From: spellucci@mathematik.th-darmstadt.de (Peter Spellucci)
Newsgroups: sci.math.num-analysis
Subject: Re: Optimization problem
Date: 27 May 1998 10:35:37 GMT

In article <356b4ba0.1584771@news.polito.it>, darussol@DANYfreenet.hut.fi (Daniele Russolillo) writes:
snip
|> My problem is:
|> 
|> - I've found 3 scalar functions f,g,h
|> 
snip 
|> - Each Xi must be real and positive (I have also the possibility
|> to choose a range for each one)
|> 
|> - I should find a vector of 4 real elements (X1,X2,X3,X4) such that
|> function f is maximized and the g and h functions minimized, obviously
|> in the range I chose for each Xi. The system I'm studying is a real
|> thing, so I can't accept every value the algorithm finds for my
|> vector [X1,X2,X3,X4]

this is a so called multicriterion optimization problem.
obviously you have the constraints 
x_i >=0 , i=1,2,3,4
but you mention further restrictions, which you didn't state explicitly. 

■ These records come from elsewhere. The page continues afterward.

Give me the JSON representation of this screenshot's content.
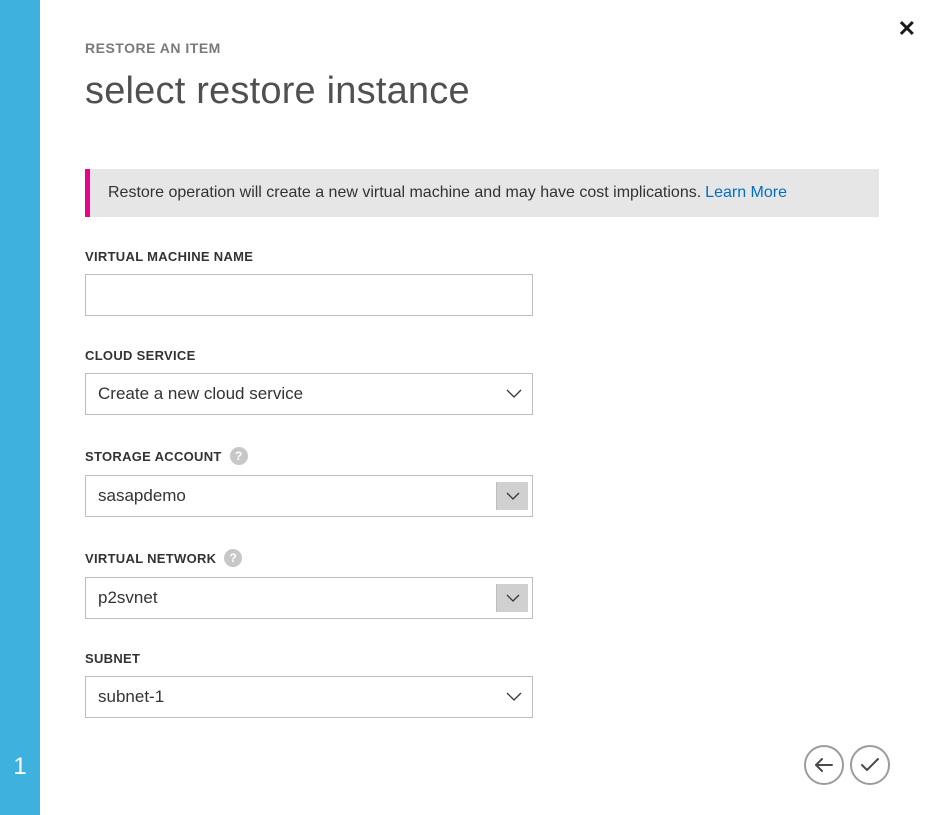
{
  "step": "1",
  "breadcrumb": "RESTORE AN ITEM",
  "title": "select restore instance",
  "banner": {
    "text": "Restore operation will create a new virtual machine and may have cost implications.",
    "link": "Learn More"
  },
  "fields": {
    "vm_name": {
      "label": "VIRTUAL MACHINE NAME",
      "value": ""
    },
    "cloud_service": {
      "label": "CLOUD SERVICE",
      "value": "Create a new cloud service"
    },
    "storage_account": {
      "label": "STORAGE ACCOUNT",
      "value": "sasapdemo"
    },
    "virtual_network": {
      "label": "VIRTUAL NETWORK",
      "value": "p2svnet"
    },
    "subnet": {
      "label": "SUBNET",
      "value": "subnet-1"
    }
  }
}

multicriteria optimization problems are usually solved by so called 
scalarization, which means that you have minmize or maximize a weighted sum 
of the functions involved, as steven johnson already proposed. the selection 
of the weights however may quite heavily influence the solution and there exist
method which allow a adaptive selection of the weights during the solution
process.
the system NBI does exactly what you want and even better, is written in MATLAB.
you may access NBI through
http://plato.la.asu.edu/guide.html
hope this helps
peter